6. Dez. 2017 · Bildung

Auf Niedersachsen kommt ein neuer Rechtsstreit zur Lehrer-Arbeitszeit zu

Dem Land Niedersachsen steht ein neuer Rechtsstreit zur Lehrer-Arbeitszeit ins Haus. Der niedersächsische Philologenverband hat angekündigt, Klage einzureichen. Dabei geht es um die Anrechnungsstunden von vermutlich mehreren tausend Lehrern, die zusätzliche Aufgaben wie zum Beispiel die Leitung von Fachkonferenzen übernehmen oder sich um die technische Ausstattung in den Schulen kümmern. Laut Philologenverband bekommen Lehrer mit den Besoldungsstufen A13 und A14 keine Anrechnungsstunden für diese Tätigkeiten. Allein A14-Lehrer in Teilzeit haben diesen Anspruch – allerdings auch nur anteilig. Der Philologenverband wirft dem Land Niedersachsen einen „skandalösen Umgang mit Gesetz und Recht “ vor. https://soundcloud.com/user-385595761/gymnasiallehrer-planen-neue-klage-gegen-das-land Der Verwaltungs- und Verfassungsrechtler Ulrich Battis kommt in einem Gutachten zu dem Ergebnis, dass die derzeit geltenden Regelungen zur Gewährung von Anrechnungsstunden „nicht mit den verfassungsrechtlichen Vorgaben vereinbar“ sind. Schließlich erhöhe sich durch die Aufgaben die Arbeitszeit. Wenn dafür kein Ausgleich gewährt werde, verletze der Dienstherr seine Fürsorgepflicht. Battis sprach auf der Pressekonferenz in Hannover von einem Wildwuchs und einer chaotischen Situation. „Es hat dazu schon vor Jahrzehnten Gutachten gegeben, die alle versickert sind. Jetzt gibt es aber eine neue, schärfere Rechtsprechung und die Politik versucht, mit der alten Taktik weiterzumachen. Das lässt sich auch erklären: es wird dadurch nämlich teurer“, sagte Battis. Der Gesetzgeber habe inzwischen eben nicht mehr den weiten Gestaltungsspielraum. Inzwischen gebe es dazu eine Kette von Entscheidungen des Bundesverfassungsgerichts.
Wir wollen jetzt angesichts der Rechtslage nicht länger warten und unser Recht durchsetzen.
Der Verband will nun mit voraussichtlich mindestens acht Lehrern vor Gericht ziehen.

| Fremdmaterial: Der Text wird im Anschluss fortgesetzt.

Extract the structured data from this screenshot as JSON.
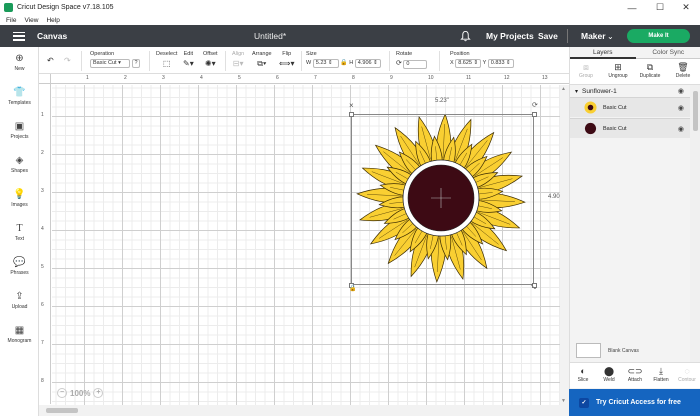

Offen ist noch, ob es eine Individual- oder eine Normenkontrollklage werden soll. Das Land habe immer nur reagiert, wenn es ein Urteil gab, sagte Helga Olejnik vom Philologenverband. „Es wird verzögert, immer weiter abgewartet. Das ist die bisherige Erfahrung. Wir können nicht wieder ein paar Jahre warten.“ Geschäftsführer Roland Neßler ergänzte, man sei jahrelang für dumm verkauft worden. „Wir wollen jetzt angesichts der Rechtslage nicht länger warten und unser Recht durchsetzen.“

Opposition: Rot-Schwarz muss nun handeln

Man werde das Gutachten von Professor Battis auf dem angekündigten Weg hin zu einer perspektivischen Neufassung der Arbeitszeitverordnung berücksichtigen, hieß es gestern aus dem Kultusministerium. Es sei erklärtes Ziel der Landesregierung, die Regelungen zur Arbeitszeit von Lehrern auf eine zeitgemäße Basis zu stellen. Der neue Kultusminister habe großes Interesse daran, mögliche Unwuchten bei der Lehrerarbeitszeit einvernehmlich zu beheben. Es solle dazu zeitnah eine Dialogrunde geben. Die schulpolitische Sprecherin der Grünen im Landtag, Julia Willie Hamburg, sieht nun die Landesregierung unter Zugzwang. „Rot-Schwarz muss nun handeln. Insbesondere Teilzeitangestellte sind derzeit übermäßig belastet. Das geht häufig auch zu Lasten der Vereinbarkeit von Familie und Beruf und macht den Lehrerberuf unattraktiv." Für den FDP-Bildungspolitiker Björn Försterling ist eine neue Arbeitszeitverordnung für Lehrer und Schulleitungen überfällig. „Es ist eine Frage der Achtung vor dem Lehrerberuf. Wir wollen die besten Lehrkräfte für unsere Kinder und dazu gehört Motivation statt Überlastung", sagte Försterling, der vom Minister zu Ostern einen ersten Entwurf für die neue Arbeitszeitverordnung forderte.
Dieser Artikel erschien in Ausgabe #218.